The second problem is that the target to which this diagnostic is proposed to bind - called amyloid – does not appear to be relevant to the disease process. We can infer this from the spectacular failures of Elan’s bapineuzumab and Lilly’s solanezumab26, 27. Both of which bind to amyloid and clear it from the body. Both of which failed in large, well-run phase 3 studies. Lilly’s purchase of Avid was likely motivated by the hope that they could expand the use of solanezumab into earlier stages of AD where patients are not yet aware of their symptoms but one can detect amyloid in the brain. Lilly does not break out sales of Amyvid but they are almost certainly de minimus given that they break out the sales of individual products that sell less than 30MM per quarter28. Given the failure of every single program that has targeted amyloid to treat AD, Lilly may be regretting their decision to purchase Avid.
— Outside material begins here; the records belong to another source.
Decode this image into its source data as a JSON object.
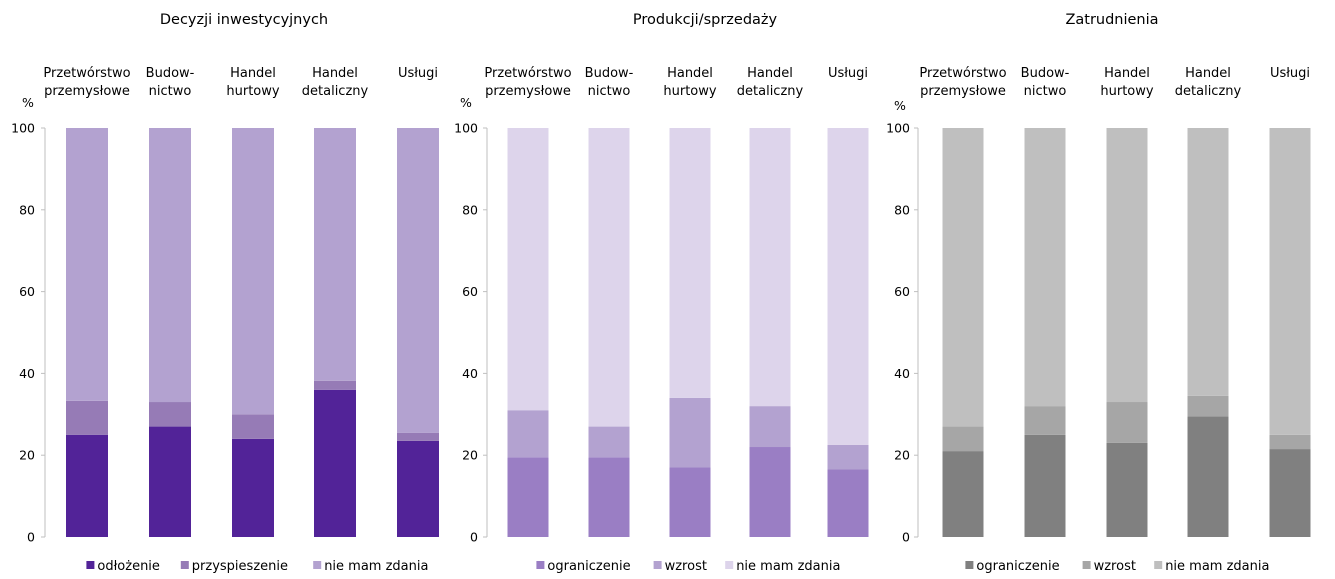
{
  "chart_data": [
    {
      "type": "bar",
      "stacked": true,
      "title": "Decyzji inwestycyjnych",
      "categories": [
        [
          "Przetwórstwo",
          "przemysłowe"
        ],
        [
          "Budow-",
          "nictwo"
        ],
        [
          "Handel",
          "hurtowy"
        ],
        [
          "Handel",
          "detaliczny"
        ],
        [
          "Usługi"
        ]
      ],
      "ylabel": "%",
      "ylim": [
        0,
        100
      ],
      "yticks": [
        "0",
        "20",
        "40",
        "60",
        "80",
        "100"
      ],
      "legend_position": "bottom",
      "series": [
        {
          "name": "odłożenie",
          "color": "#522398",
          "values": [
            25,
            27,
            24,
            36,
            23.5
          ]
        },
        {
          "name": "przyspieszenie",
          "color": "#967bb6",
          "values": [
            8.3,
            6,
            6,
            2.2,
            2
          ]
        },
        {
          "name": "nie mam zdania",
          "color": "#b3a2d0",
          "values": [
            66.7,
            67,
            70,
            61.8,
            74.5
          ]
        }
      ]
    },
    {
      "type": "bar",
      "stacked": true,
      "title": "Produkcji/sprzedaży",
      "categories": [
        [
          "Przetwórstwo",
          "przemysłowe"
        ],
        [
          "Budow-",
          "nictwo"
        ],
        [
          "Handel",
          "hurtowy"
        ],
        [
          "Handel",
          "detaliczny"
        ],
        [
          "Usługi"
        ]
      ],
      "ylabel": "%",
      "ylim": [
        0,
        100
      ],
      "yticks": [
        "0",
        "20",
        "40",
        "60",
        "80",
        "100"
      ],
      "legend_position": "bottom",
      "series": [
        {
          "name": "ograniczenie",
          "color": "#9a7ec4",
          "values": [
            19.5,
            19.5,
            17,
            22,
            16.5
          ]
        },
        {
          "name": "wzrost",
          "color": "#b3a2d0",
          "values": [
            11.5,
            7.5,
            17,
            10,
            6
          ]
        },
        {
          "name": "nie mam zdania",
          "color": "#ddd4eb",
          "values": [
            69,
            73,
            66,
            68,
            77.5
          ]
        }
      ]
    },
    {
      "type": "bar",
      "stacked": true,
      "title": "Zatrudnienia",
      "categories": [
        [
          "Przetwórstwo",
          "przemysłowe"
        ],
        [
          "Budow-",
          "nictwo"
        ],
        [
          "Handel",
          "hurtowy"
        ],
        [
          "Handel",
          "detaliczny"
        ],
        [
          "Usługi"
        ]
      ],
      "ylabel": "%",
      "ylim": [
        0,
        100
      ],
      "yticks": [
        "0",
        "20",
        "40",
        "60",
        "80",
        "100"
      ],
      "legend_position": "bottom",
      "series": [
        {
          "name": "ograniczenie",
          "color": "#808080",
          "values": [
            21,
            25,
            23,
            29.5,
            21.5
          ]
        },
        {
          "name": "wzrost",
          "color": "#a6a6a6",
          "values": [
            6,
            7,
            10,
            5,
            3.5
          ]
        },
        {
          "name": "nie mam zdania",
          "color": "#bfbfbf",
          "values": [
            73,
            68,
            67,
            65.5,
            75
          ]
        }
      ]
    }
  ]
}
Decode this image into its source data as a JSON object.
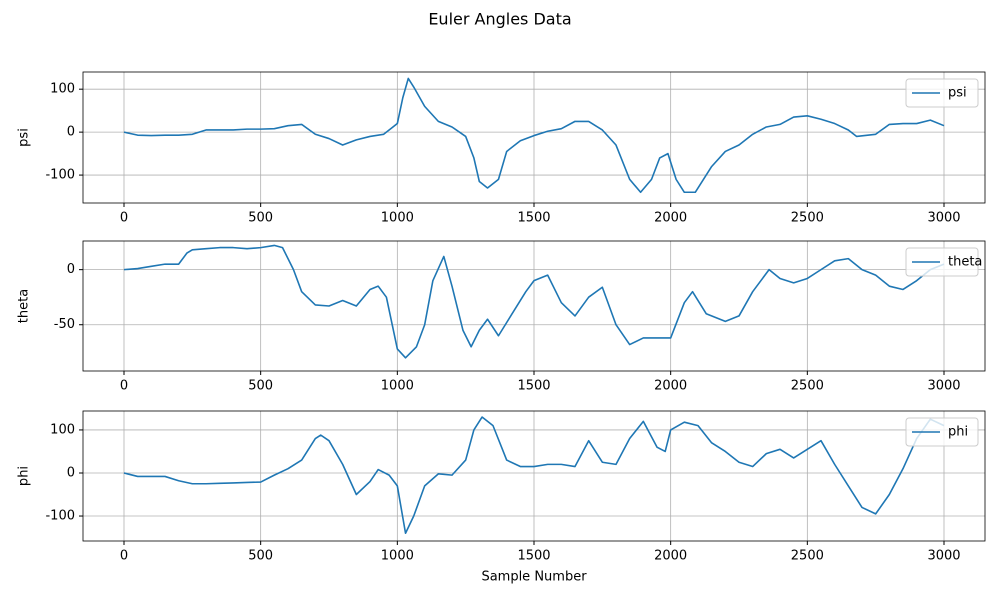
{
  "title": "Euler Angles Data",
  "chart_data": [
    {
      "type": "line",
      "ylabel": "psi",
      "grid": true,
      "legend": "upper right",
      "xlim": [
        -150,
        3150
      ],
      "ylim": [
        -165,
        140
      ],
      "xticks": [
        0,
        500,
        1000,
        1500,
        2000,
        2500,
        3000
      ],
      "yticks": [
        -100,
        0,
        100
      ],
      "x": [
        0,
        50,
        100,
        150,
        200,
        250,
        300,
        350,
        400,
        450,
        500,
        550,
        600,
        650,
        700,
        750,
        800,
        850,
        900,
        950,
        1000,
        1020,
        1040,
        1060,
        1100,
        1150,
        1200,
        1250,
        1280,
        1300,
        1330,
        1370,
        1400,
        1450,
        1500,
        1550,
        1600,
        1650,
        1700,
        1750,
        1800,
        1850,
        1890,
        1930,
        1960,
        1990,
        2020,
        2050,
        2090,
        2150,
        2200,
        2250,
        2300,
        2350,
        2400,
        2450,
        2500,
        2550,
        2600,
        2650,
        2680,
        2750,
        2800,
        2850,
        2900,
        2950,
        3000
      ],
      "series": [
        {
          "name": "psi",
          "color": "#1f77b4",
          "values": [
            0,
            -7,
            -8,
            -7,
            -7,
            -5,
            5,
            5,
            5,
            7,
            7,
            8,
            15,
            18,
            -5,
            -15,
            -30,
            -18,
            -10,
            -5,
            20,
            80,
            125,
            105,
            60,
            25,
            12,
            -10,
            -60,
            -115,
            -130,
            -110,
            -45,
            -20,
            -8,
            2,
            8,
            25,
            25,
            5,
            -30,
            -110,
            -140,
            -110,
            -60,
            -50,
            -110,
            -140,
            -140,
            -80,
            -45,
            -30,
            -5,
            12,
            18,
            35,
            38,
            30,
            20,
            5,
            -10,
            -5,
            18,
            20,
            20,
            28,
            15
          ]
        }
      ]
    },
    {
      "type": "line",
      "ylabel": "theta",
      "grid": true,
      "legend": "upper right",
      "xlim": [
        -150,
        3150
      ],
      "ylim": [
        -92,
        26
      ],
      "xticks": [
        0,
        500,
        1000,
        1500,
        2000,
        2500,
        3000
      ],
      "yticks": [
        -50,
        0
      ],
      "x": [
        0,
        50,
        100,
        150,
        200,
        230,
        250,
        300,
        350,
        400,
        450,
        500,
        550,
        580,
        620,
        650,
        700,
        750,
        800,
        850,
        900,
        930,
        960,
        1000,
        1030,
        1070,
        1100,
        1130,
        1170,
        1200,
        1240,
        1270,
        1300,
        1330,
        1370,
        1420,
        1470,
        1500,
        1550,
        1600,
        1650,
        1700,
        1750,
        1800,
        1850,
        1900,
        1950,
        2000,
        2050,
        2080,
        2130,
        2200,
        2250,
        2300,
        2360,
        2400,
        2450,
        2500,
        2550,
        2600,
        2650,
        2700,
        2750,
        2800,
        2850,
        2900,
        2950,
        3000
      ],
      "series": [
        {
          "name": "theta",
          "color": "#1f77b4",
          "values": [
            0,
            1,
            3,
            5,
            5,
            15,
            18,
            19,
            20,
            20,
            19,
            20,
            22,
            20,
            0,
            -20,
            -32,
            -33,
            -28,
            -33,
            -18,
            -15,
            -25,
            -72,
            -80,
            -70,
            -50,
            -10,
            12,
            -15,
            -55,
            -70,
            -55,
            -45,
            -60,
            -40,
            -20,
            -10,
            -5,
            -30,
            -42,
            -25,
            -16,
            -50,
            -68,
            -62,
            -62,
            -62,
            -30,
            -20,
            -40,
            -47,
            -42,
            -20,
            0,
            -8,
            -12,
            -8,
            0,
            8,
            10,
            0,
            -5,
            -15,
            -18,
            -10,
            0,
            5
          ]
        }
      ]
    },
    {
      "type": "line",
      "ylabel": "phi",
      "xlabel": "Sample Number",
      "grid": true,
      "legend": "upper right",
      "xlim": [
        -150,
        3150
      ],
      "ylim": [
        -158,
        144
      ],
      "xticks": [
        0,
        500,
        1000,
        1500,
        2000,
        2500,
        3000
      ],
      "yticks": [
        -100,
        0,
        100
      ],
      "x": [
        0,
        50,
        100,
        150,
        200,
        250,
        300,
        350,
        400,
        450,
        500,
        550,
        600,
        650,
        700,
        720,
        750,
        800,
        850,
        900,
        930,
        970,
        1000,
        1030,
        1060,
        1100,
        1150,
        1200,
        1250,
        1280,
        1310,
        1350,
        1400,
        1450,
        1500,
        1550,
        1600,
        1650,
        1700,
        1750,
        1800,
        1850,
        1900,
        1950,
        1980,
        2000,
        2050,
        2100,
        2150,
        2200,
        2250,
        2300,
        2350,
        2400,
        2450,
        2500,
        2550,
        2600,
        2650,
        2700,
        2750,
        2800,
        2850,
        2900,
        2950,
        3000
      ],
      "series": [
        {
          "name": "phi",
          "color": "#1f77b4",
          "values": [
            0,
            -8,
            -8,
            -8,
            -18,
            -25,
            -25,
            -24,
            -23,
            -22,
            -21,
            -5,
            10,
            30,
            80,
            88,
            75,
            20,
            -50,
            -20,
            8,
            -5,
            -30,
            -140,
            -100,
            -30,
            -2,
            -5,
            30,
            100,
            130,
            110,
            30,
            15,
            15,
            20,
            20,
            15,
            75,
            25,
            20,
            80,
            120,
            60,
            50,
            100,
            118,
            110,
            70,
            50,
            25,
            15,
            45,
            55,
            35,
            55,
            75,
            20,
            -30,
            -80,
            -95,
            -50,
            10,
            80,
            125,
            110
          ]
        }
      ]
    }
  ]
}
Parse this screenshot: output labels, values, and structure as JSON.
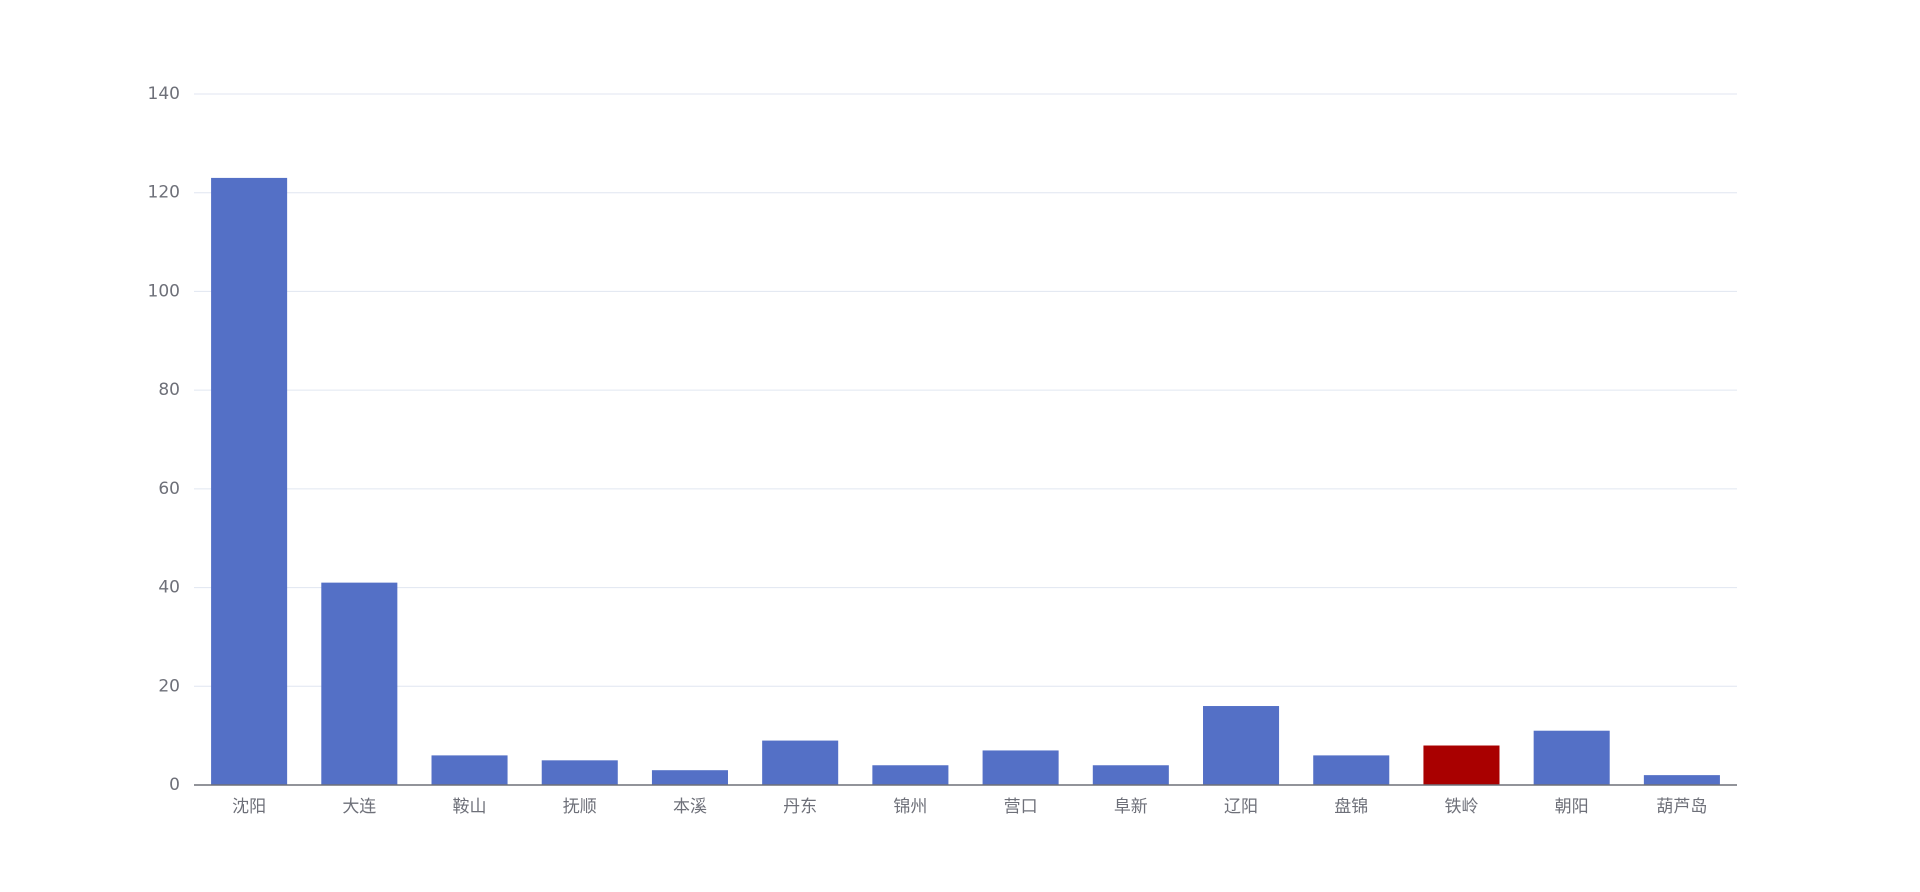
{
  "chart_data": {
    "type": "bar",
    "categories": [
      "沈阳",
      "大连",
      "鞍山",
      "抚顺",
      "本溪",
      "丹东",
      "锦州",
      "营口",
      "阜新",
      "辽阳",
      "盘锦",
      "铁岭",
      "朝阳",
      "葫芦岛"
    ],
    "values": [
      123,
      41,
      6,
      5,
      3,
      9,
      4,
      7,
      4,
      16,
      6,
      8,
      11,
      2
    ],
    "colors": [
      "#5470c6",
      "#5470c6",
      "#5470c6",
      "#5470c6",
      "#5470c6",
      "#5470c6",
      "#5470c6",
      "#5470c6",
      "#5470c6",
      "#5470c6",
      "#5470c6",
      "#a90000",
      "#5470c6",
      "#5470c6"
    ],
    "ylim": [
      0,
      140
    ],
    "yticks": [
      0,
      20,
      40,
      60,
      80,
      100,
      120,
      140
    ],
    "grid": true
  }
}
Navidea enrolled its first patient in the phase 2 trial of NAV4694 on 9/18/1229. Navidea expects this study to complete in December, 2013. As far as I am concerned, this entire development program is NPV negative and highlights management’s poor stewardship of shareholder capital and refusal to admit when a product has failed.
Parkinson’s disease program – Not content to waste money on one neurology imaging agent, NAVB announced on 7/31/12 that they in-licensed a radiolabeled imaging agent to “assist in the diagnosis of Parkinson’s disease”30. After many years of lacking good therapeutics, neurologists have become extremely adept diagnosticians. For the non-physicians in the audience, a diagnosis of Parkinson’s disease does not require imaging. A test dose of the standard treatment for Parkinson’s disease carbidopa/levodopa typically clarifies any diagnostic uncertainty that might remain.
Summary – Navidea is grotesquely overvalued even under impossibly optimistic assumptions. It remains unclear as to why the market has not recognized this. Perhaps this reflects the naiveté of the retail investors who own the shares. Another possibility is that investors do not appreciate that the share count is much higher than many sources report. I doubt that it will take an approval and abysmal sales to force the shares to approach fair value though that is clearly a risk.